Dossier Esclavage

présenté par Jean-François Zorn
Professeur d’histoire du christianisme à l’époque contemporaine
A l’Institut Protestant de Théologie, Faculté de Montpellier (2006)

 

1 – L’abolition de l’esclavage : le cas français

À deux reprises, au cours d’épisodes révolutionnaires, le corps législatif français a inscrit l’abolition de l’esclavage dans la constitution. Une première fois le 4 février 1794, la Convention abolit l’esclavage dans les colonies, accorde la citoyenneté française aux affranchis et interdit la traite des Noirs. Voté dans l’enthousiasme mais sans les mesures pratiques et transitoires que la société des Amis des Noirs avait envisagées, ce décret précipite les colonies déjà menacées par l’étranger et désertées des colons dans la guerre civile. Bonaparte crut pouvoir mettre fin à la prise du pouvoir par les Noirs à la Guadeloupe, à Saint-Domingue et aux Mascareignes en rétablissant l’esclavage le 20 mai 1802. En fait il mit gravement en péril ce qu’il restait de l’empire colonial français.

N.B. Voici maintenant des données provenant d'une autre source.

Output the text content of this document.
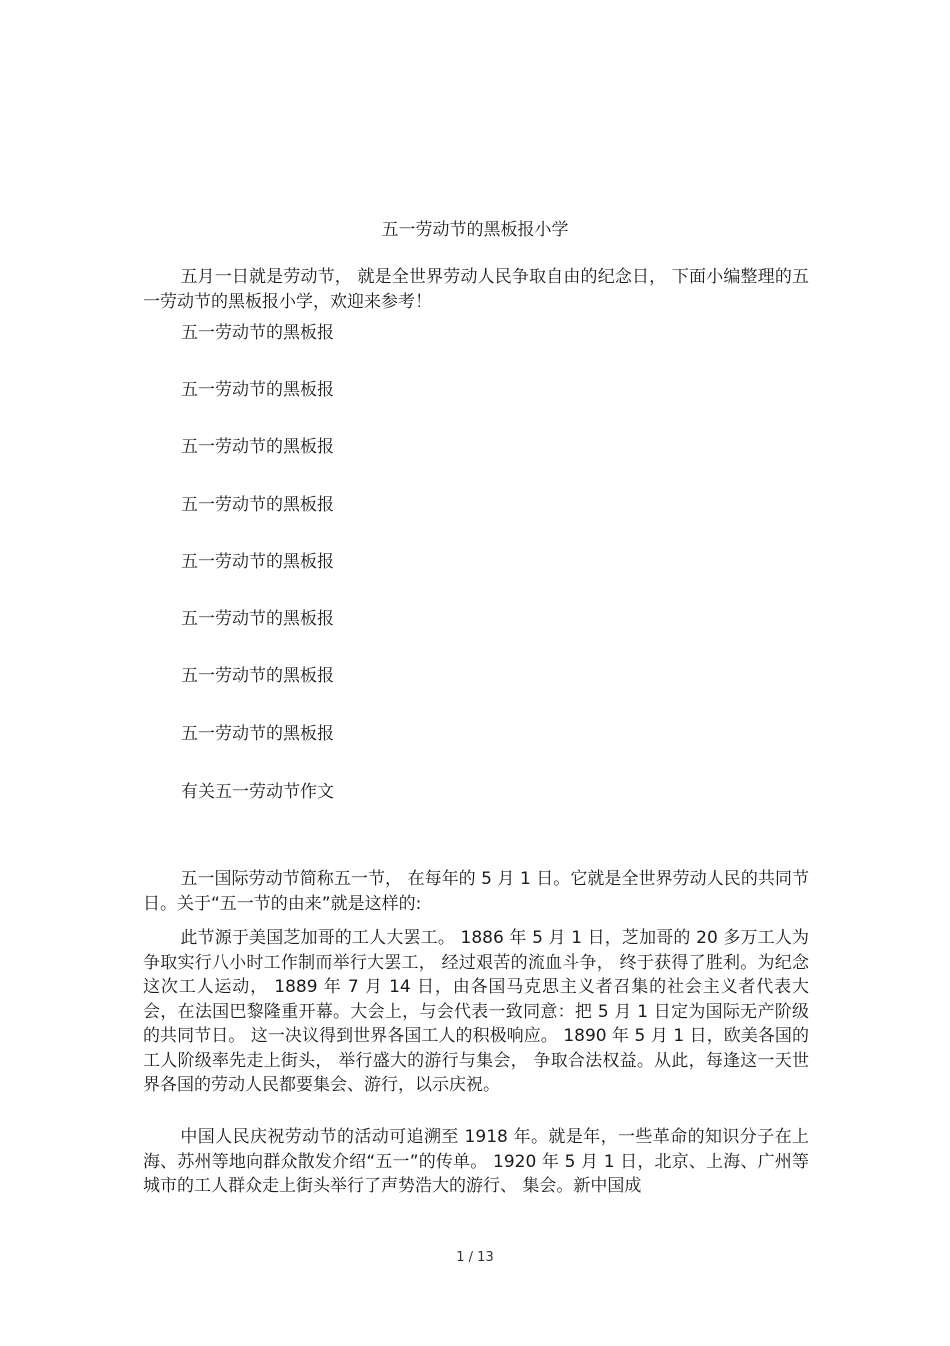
五一劳动节的黑板报小学
五月一日就是劳动节， 就是全世界劳动人民争取自由的纪念日， 下面小编整理的五一劳动节的黑板报小学，欢迎来参考！
五一劳动节的黑板报
五一劳动节的黑板报
五一劳动节的黑板报
五一劳动节的黑板报
五一劳动节的黑板报
五一劳动节的黑板报
五一劳动节的黑板报
五一劳动节的黑板报
有关五一劳动节作文
五一国际劳动节简称五一节， 在每年的 5 月 1 日。它就是全世界劳动人民的共同节日。关于“五一节的由来”就是这样的:
此节源于美国芝加哥的工人大罢工。 1886 年 5 月 1 日，芝加哥的 20 多万工人为争取实行八小时工作制而举行大罢工， 经过艰苦的流血斗争， 终于获得了胜利。为纪念这次工人运动， 1889 年 7 月 14 日，由各国马克思主义者召集的社会主义者代表大会，在法国巴黎隆重开幕。大会上，与会代表一致同意：把 5 月 1 日定为国际无产阶级的共同节日。 这一决议得到世界各国工人的积极响应。 1890 年 5 月 1 日，欧美各国的工人阶级率先走上街头， 举行盛大的游行与集会， 争取合法权益。从此，每逢这一天世界各国的劳动人民都要集会、游行，以示庆祝。
中国人民庆祝劳动节的活动可追溯至 1918 年。就是年，一些革命的知识分子在上海、苏州等地向群众散发介绍“五一”的传单。 1920 年 5 月 1 日，北京、上海、广州等城市的工人群众走上街头举行了声势浩大的游行、 集会。新中国成
1 / 13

Un demi siècle se passe, le 27 avril 1848, le gouvernement provisoire de la république signe un décret préparé par Victor Schoelcher, député de la Martinique et de la Guadeloupe qui vient d’être nommé sous-secrétaire d’État à la marine : “l’esclavage sera entièrement aboli dans toutes les colonies et possessions françaises, deux mois après la promulgation du présent décret dans chacune d’elles”. Un homme triomphe, Guillaume de Félice (cf. biographie). Comme Benjamin Sigismond Frossard (cf biographie) son prédécesseur à la Faculté de théologie de Montauban, il affirme que l’esclavage est une atteinte aux droits de l’homme, “un crime dans sa source et dans ses conditions fondamentales”. Mais Félice pense que seule l’abolition immédiate et complète de l’esclavage est acceptable. “Pour un attentat contre l’humanité (sic) - écrit-il -, il ne peut jamais y avoir prescription. Car le créateur lui-même rétablit de génération en génération les titres de l’être humain... Nul droit contre le droit. Quand le législateur humain permet ce qui est défendu par le législateur divin, loin de conférer à autrui une autorité légitime, il perd la sienne... ”. Écrivant cela, Félice s’oppose aux abolitionnistes français qui transigent : ceux-ci craignent que l’abolition immédiate et complète ne ruine définitivement les colonies françaises parce que, selon eux, les esclaves ne sont pas prêts à être libres, ne travailleront plus, abandonneront leurs femmes, leurs enfants leurs vieillards, repousseront toute instruction intellectuelle et religieuse, etc. en bref sont inaptes à l’état de liberté. Félice reprend ces arguments un à un et montre, qu’au contraire, c’est l’esclavage qui produit depuis longtemps les fléaux que craignent ceux qui prônent un affranchissement progressif. Il conclut: “le meilleur apprentissage de la liberté, c’est la liberté elle-même : on ne s’y prépare, on ne s’en rend digne qu’en l’exerçant. Nous ne donnerons rien à l’esclave qui puisse réellement le moraliser, quelles que soient nos mesures de protection et d’adoucissement, aussi longtemps qu’il restera esclave. C’est la possession de l’homme par l’homme qu’il faut abolir, abolir entièrement, en la déclarant, comme la traite, odieuse et infâme. Tout ce que vous ferez de moins sera nul dans l’application”.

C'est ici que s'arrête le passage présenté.